Математика дискриминантного анализа Гаусса — с кодом.

В этой статье представлен обзор алгоритма гауссовского дискриминантного анализа, основанного на концепциях, взятых из Стэнфордского курса машинного обучения CS229 по генеративному обучению. Для получения дополнительной информации ознакомьтесь с полным курсом по ссылке ниже.



Генеративные алгоритмы обучения

Алгоритмы обучения с учителем можно разделить на две категории:

  • Дискриминативные алгоритмы обучения
  • Алгоритмы генеративного обучения

а. Дискриминативные алгоритмы обучения

Эти алгоритмы пытаются изучить сопоставление между входным пространством, т. е. X, и метками y.
Примеры включают:

  • Линейная регрессия
  • Логистическая регрессия

б. Алгоритмы генеративного обучения

Эти алгоритмы пытаются смоделировать x при заданном y. т. е. они пытаются моделировать P(x|y) и P(y). Примеры включают:

  • Гауссовский дискриминантный анализ
  • Наивный байесовский

После моделирования 𝑝(𝑥|𝑦) и 𝑝(𝑦) наши алгоритмы используют правило Байеса для получения апостериорного распределения по y при заданном x:

Гауссовский дискриминантный анализ

Здесь X непрерывны, а y дискретны. Мы делаем предположение, что P(x|y), то есть X следуют за многомерное нормальное/гауссово распределение.

Импорт

import numpy as np
import pandas as pd

from scipy.stats import multivariate_normal #for calculating the pdf
from sklearn.metrics import accuracy_score #for measuring the accuracy

Данные

Я буду использовать знаменитый набор данных Iris. Он состоит из особенностей трех разных видов цветка ириса.

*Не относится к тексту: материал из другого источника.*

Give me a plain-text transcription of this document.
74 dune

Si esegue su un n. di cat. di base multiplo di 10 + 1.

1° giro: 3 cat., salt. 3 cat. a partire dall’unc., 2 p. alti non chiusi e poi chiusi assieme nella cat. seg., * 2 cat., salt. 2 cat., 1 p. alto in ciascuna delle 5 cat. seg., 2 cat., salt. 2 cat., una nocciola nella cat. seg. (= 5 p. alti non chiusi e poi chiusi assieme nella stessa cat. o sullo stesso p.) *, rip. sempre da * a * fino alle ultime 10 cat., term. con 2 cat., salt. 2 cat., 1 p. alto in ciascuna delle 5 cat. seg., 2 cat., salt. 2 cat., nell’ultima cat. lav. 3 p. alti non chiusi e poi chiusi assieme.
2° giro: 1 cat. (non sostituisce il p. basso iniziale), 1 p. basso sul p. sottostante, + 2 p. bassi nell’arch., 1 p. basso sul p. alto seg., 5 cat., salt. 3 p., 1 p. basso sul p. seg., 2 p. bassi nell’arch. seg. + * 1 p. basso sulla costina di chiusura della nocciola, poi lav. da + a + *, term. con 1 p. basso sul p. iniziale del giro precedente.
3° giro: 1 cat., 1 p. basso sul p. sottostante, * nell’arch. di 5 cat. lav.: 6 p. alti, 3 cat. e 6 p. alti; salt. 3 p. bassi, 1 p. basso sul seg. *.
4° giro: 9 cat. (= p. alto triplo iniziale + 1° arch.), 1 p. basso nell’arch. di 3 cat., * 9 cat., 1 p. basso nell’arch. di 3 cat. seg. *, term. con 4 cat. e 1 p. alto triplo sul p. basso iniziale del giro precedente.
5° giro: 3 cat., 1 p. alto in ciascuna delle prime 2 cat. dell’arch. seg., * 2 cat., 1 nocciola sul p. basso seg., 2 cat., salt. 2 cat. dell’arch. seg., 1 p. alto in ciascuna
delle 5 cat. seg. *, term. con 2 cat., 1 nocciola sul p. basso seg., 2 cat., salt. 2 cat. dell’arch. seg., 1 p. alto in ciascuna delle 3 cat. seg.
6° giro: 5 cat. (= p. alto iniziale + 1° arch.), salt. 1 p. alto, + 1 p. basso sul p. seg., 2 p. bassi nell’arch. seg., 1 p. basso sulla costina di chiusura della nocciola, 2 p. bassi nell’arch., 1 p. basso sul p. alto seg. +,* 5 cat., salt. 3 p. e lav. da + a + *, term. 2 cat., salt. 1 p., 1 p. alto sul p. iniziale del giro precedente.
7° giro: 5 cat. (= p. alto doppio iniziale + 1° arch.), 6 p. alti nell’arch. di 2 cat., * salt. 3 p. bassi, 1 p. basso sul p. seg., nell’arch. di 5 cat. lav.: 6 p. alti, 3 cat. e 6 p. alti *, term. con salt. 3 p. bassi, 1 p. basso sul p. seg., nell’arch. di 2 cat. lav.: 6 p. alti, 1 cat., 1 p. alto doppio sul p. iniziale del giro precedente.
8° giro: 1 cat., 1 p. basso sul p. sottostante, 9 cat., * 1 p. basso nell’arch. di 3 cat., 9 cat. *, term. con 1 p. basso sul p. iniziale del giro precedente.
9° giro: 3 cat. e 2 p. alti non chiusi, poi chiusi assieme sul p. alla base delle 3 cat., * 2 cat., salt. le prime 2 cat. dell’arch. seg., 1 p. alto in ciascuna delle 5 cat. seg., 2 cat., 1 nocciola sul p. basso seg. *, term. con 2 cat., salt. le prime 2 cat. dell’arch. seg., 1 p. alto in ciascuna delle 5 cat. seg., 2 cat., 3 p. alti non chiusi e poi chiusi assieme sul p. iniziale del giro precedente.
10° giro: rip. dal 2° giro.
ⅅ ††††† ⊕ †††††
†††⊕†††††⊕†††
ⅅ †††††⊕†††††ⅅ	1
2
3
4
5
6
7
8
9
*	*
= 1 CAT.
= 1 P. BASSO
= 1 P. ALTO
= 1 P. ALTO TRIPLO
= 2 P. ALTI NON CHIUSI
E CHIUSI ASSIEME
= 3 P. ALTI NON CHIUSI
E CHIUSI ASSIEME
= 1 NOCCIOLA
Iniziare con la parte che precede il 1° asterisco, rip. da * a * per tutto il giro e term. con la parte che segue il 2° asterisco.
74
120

Цель состоит в том, чтобы предсказать тип вида, учитывая совершенно новый набор характеристик в качестве входных данных.

data = pd.read_csv("IRIS.csv")

Предварительная обработка

Здесь нам нужно закодировать столбец видов в дискретные значения. Эти значения будут представлять каждый класс.

def encode_num(x):
    value = None 
    if x == "Iris-setosa":
        value = 0
    if x == "Iris-versicolor":
        value = 1
    if x == "Iris-virginica":
        value = 2

    return value


data['species'] = data['species'].apply(encode_num

Расколоть

Нам нужно будет разделить данные на обучающий набор и тестовый набор. Мы будем использовать 80% данных для обучения и 20% данных для тестирования.

# shuffling the dataset
data = data.sample(frac=1).reset_index(drop=True)

# training set
train_size = int(0.8*len(data))
train_data = data.head(train_size)

# test set
test_size = int(0.2*len(data))
test_data = data.tail(test_size)   

x_train = np.array(train_data.drop("species",axis=1))
y_train = train_data["species"]

Модель

Во-первых, краткий обзор многомерного нормального распределения.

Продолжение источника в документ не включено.